The group includes representatives of management from both the local Trust and the PCT, as well as senior doctors from both primary and secondary care. As a group we were fortunate to have the support of Ronnie McLeod, a committed and experienced area sales manager from AstraZeneca, who effectively engaged all the interested parties and acted as a really energetic driver of this initiative.

We all recognised the need to update the dyspepsia guidelines. However, left to our own devices, the development of the guidelines might never have happened. We also had someone supporting us who spoke in a language we all understood, who made us all aware of the mutual benefits of the care pathway and who got the balance absolutely right in terms of professional relationships.

Ronnie acted as a catalyst encouraging us to commission and prioritise tasks, and together we were able to be part of a really productive forum from the outset. This also gave the group real credibility and the confidence to tackle more complex care pathways in the future.

I wasnít just pleasantly surprised by the level of knowledge that came from a commercial partner, I think it is fair to say that this relationship changed my views of the role of pharma companies. At the end of the day, if good medicine can be facilitated through collaboration, then I believe that this should supersede any potential commercial benefits that can be derived from such partnerships.

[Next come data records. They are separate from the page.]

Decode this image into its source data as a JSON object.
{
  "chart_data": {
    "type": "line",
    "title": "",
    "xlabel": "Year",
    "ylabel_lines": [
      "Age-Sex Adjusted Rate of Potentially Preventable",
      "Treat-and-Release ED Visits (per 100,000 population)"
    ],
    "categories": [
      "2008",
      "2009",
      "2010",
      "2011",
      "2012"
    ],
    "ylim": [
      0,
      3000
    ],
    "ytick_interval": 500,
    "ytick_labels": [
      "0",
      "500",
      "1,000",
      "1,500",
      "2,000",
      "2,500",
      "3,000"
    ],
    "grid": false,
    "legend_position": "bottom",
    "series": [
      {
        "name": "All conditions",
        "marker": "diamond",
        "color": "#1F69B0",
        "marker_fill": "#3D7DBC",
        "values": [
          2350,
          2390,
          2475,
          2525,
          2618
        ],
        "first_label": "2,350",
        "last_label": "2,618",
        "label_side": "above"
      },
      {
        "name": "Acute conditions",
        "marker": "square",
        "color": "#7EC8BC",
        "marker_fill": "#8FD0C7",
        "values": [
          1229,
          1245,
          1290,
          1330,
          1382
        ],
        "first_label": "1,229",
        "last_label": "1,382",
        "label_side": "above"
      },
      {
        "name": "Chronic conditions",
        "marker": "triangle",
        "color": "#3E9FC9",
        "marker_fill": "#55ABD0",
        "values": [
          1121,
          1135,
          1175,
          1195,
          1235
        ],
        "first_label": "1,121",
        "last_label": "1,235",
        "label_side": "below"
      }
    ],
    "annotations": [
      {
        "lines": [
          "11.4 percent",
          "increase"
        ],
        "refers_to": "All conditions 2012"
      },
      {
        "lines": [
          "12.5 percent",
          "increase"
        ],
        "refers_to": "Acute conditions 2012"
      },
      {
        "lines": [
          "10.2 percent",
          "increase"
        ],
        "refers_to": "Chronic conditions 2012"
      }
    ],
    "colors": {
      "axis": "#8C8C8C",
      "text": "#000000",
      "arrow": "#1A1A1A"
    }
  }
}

The pilot project has engaged with over 5,000 patients who are now receiving appropriate care and treatment packages, whether this is simply advice, lifestyle issues or active clinical treatment. Early results show increased numbers attending smoking cessation services and more people being treated to standard for high blood pressure and hyperlipidaemia.

The partnership approach ensured the capacity, skills and technology to screen high volumes of patients promptly and support their commitment to a programme of care that is making a difference to the quality of their life, health and well-being.

Making a difference

Ultimately, we can make a difference to peopleís health by giving them valued medicines and services. As a collective group of professionals, I think it is fair to say that we are passionate about what we do, so we need to be harnessing that energy and commitment by getting closer to our customers, and by realigning our offerings more closely to their needs.

Patients are at the heart of everything we do, which means that a blanket health care approach will never deliver effective solutions. More aligned and collaborative partnerships, bespoke services and localised customer offerings are some of the approaches that will set the pace for the future.